Allí viste, de pronto, los rostros de
aquellos que te precedieron en el camino y que sufrieron infinitamente más que
nosotros. Aquellos para los que no había más crisis que el hambre y sus
secuelas, aquellos que no conocían otros mercados que las plazas de abasto
donde compraban la comida del día, aquellos que no estaban pendientes del bono
alemán sino de irse a Alemania para encontrar un horizonte que aquí no se
divisaba ni en la lejanía del futuro,
aquellos que se sacrificaron para que nosotros pudiéramos vivir en paz y en
democracia, para que pudiéramos estudiar lo que ellos no pudieron conocer
jamás.
¿Qué habría sido de España sin aquellas
madres que obraban cada día el milagro de los panes y de los peces para llenar
la bolsa de la compra que nunca caía como el Ibex que se desploma a cada
instante? ¿Por qué no miramos atrás sin ira y sin resentimientos
guerracivilistas para aprender de quienes hicieron posible aquel tránsito de
una guerra a la paz que disfrutamos? Las preguntas se suceden en tu mente
mientras un escalofrío recorre tu cuerpo, porque el mar te devuelve una marea
de recuerdos, los rostros de quienes te amaron y ya no están, las voces
perdidas en los ecos que te animan a seguir adelante, a no desfallecer por esta
crisis que nos infunde lo peor: el miedo. No podemos fallarles, no podemos
tirar por la borda el legado que nos dejaron. Tenemos que luchar por el futuro
de nuestros hijos y por la memoria de nuestros padres, que nos lo dieron todo
aunque no tuvieran casi nada.
Y ha sido precisamente ahí, en ese
momento, cuando te has roto por dentro. Reconócelo. No sientas vergüenza al escribirlo.
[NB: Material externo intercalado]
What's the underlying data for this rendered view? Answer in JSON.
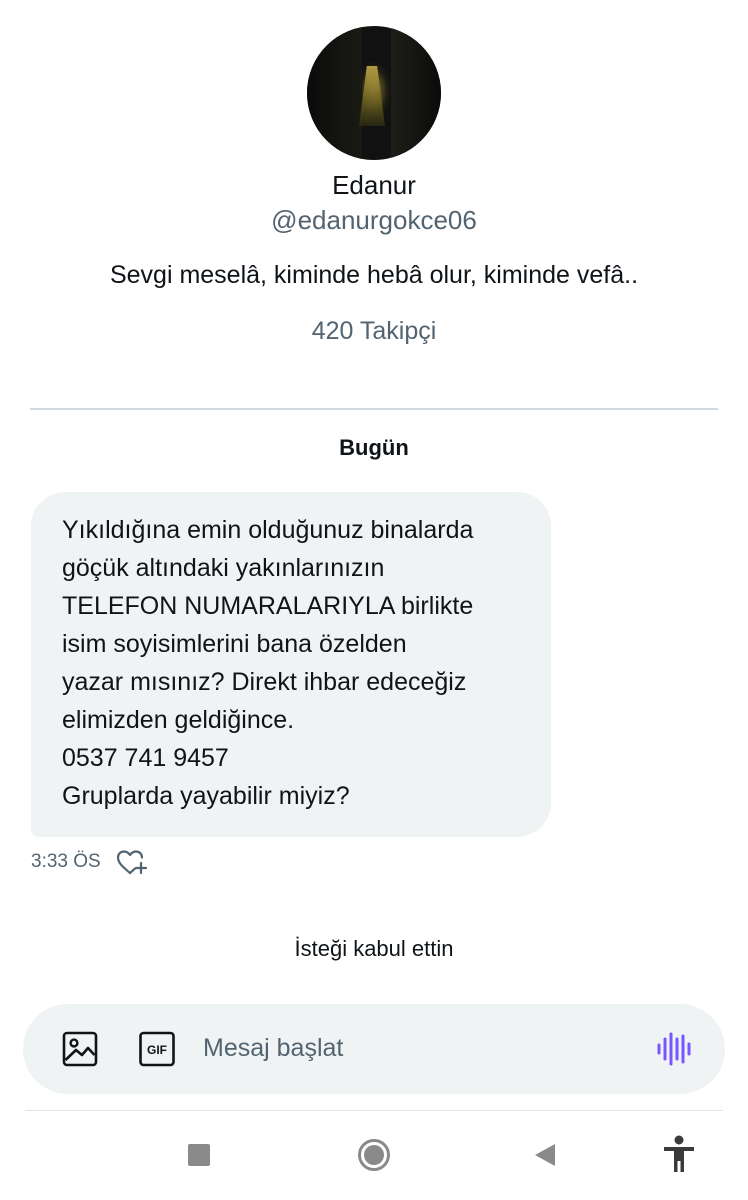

Has llorado ante el mar porque la fecha te duele por dentro. Ese llanto ha sido
el mismo que derramas cada año cuando una Muchacha sale a la calle para
enfrentarse con la Madrugada, para vencer a las sombras de la desesperación,
para recorrer las dos orillas de la ciudad, para cruzar el puente y atravesar
el arco, para recordarte que sigues siendo el niño donde habita su nombre. Te
lo ha dicho el mar en la soledad infinita de su silencio insomne. Ese mar al
que nunca te cansas de mirar como nunca te cansas de escribir, y más aún en
estos tiempos de zozobra, el nombre de la Esperanza.